"I remember the first time I visited the Grand Canyon in Arizona. I had seen pictures of it, but these were no preparation for the overpowering experience of being there, walking slowly toward the unfenced rim, seeing the solid earth end in a sudden void almost a mile deep and ten miles across, stretching further than I could see to right and left. After an involuntary gasp at the vastness of the canyon, I was struck by the stillness of the whole panorama. No one in our group of four had much to say because as soon as we spoke, it seemed as if our words were swallowed up by the enormous chasm before us. The proper response was not words but silence. I felt dumb and dwarfed in the presence of something so immense, so primordial. I felt the same reverence I feel in a sacred place at a sacred moment. The Grand Canyon evokes that sort of reverence. It is a place of tremendous majesty. To throw beer cans over the rim, as some do, seems like a desecration.

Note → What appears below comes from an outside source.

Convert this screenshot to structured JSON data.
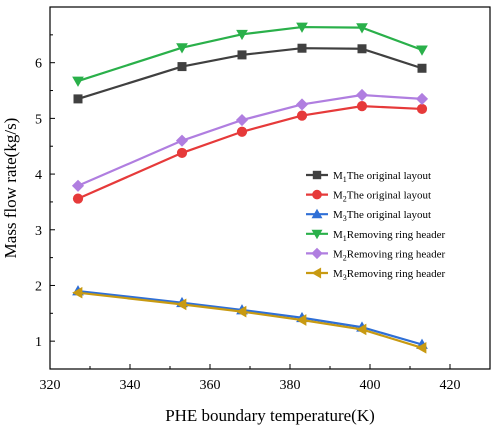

"The reverence that people spontaneously feel at places like the Grand Canyon is the attitude we need to cultivate toward the entire earth. Eco-spirituality honors the earth. We walk the earth with humility and reverence, not with the arrogant air of an insensitive landlord. We do not worship the earth as divine, but respect it as a revelation of the creator; to reverence the earth is to respect the artistry of the divine artist.

"Every feature of the global landscape has its value even though we may not be able to identify that value or explain its role in the total ecosystem. It took millions of years for the forces of nature to carve out the Grand Canyon, and every feature of the earth's surface is the result of similar historical processes. The antiquity and functional success of these planetary systems demand reverence.

"Our physical environment forms us in obvious as well as subtle ways. We are shaped by the landscape and imbued with the spirit of the place where we live. It could be said that the earth gives birth to us because it conditions the way we live and support ourselves. People in the tropics are different in many ways from people in the arctic; the environment affects their quality of life and also their outlook on life.

"It is because the earth shapes and nurtures us that the earth is our mother. People rightly associate the earth with maternal qualities of fruitfulness, growth, creativity, protection, healing, guidance, beneficence. Mother earth deserves a loving reverence similar to that which we show to our human mothers."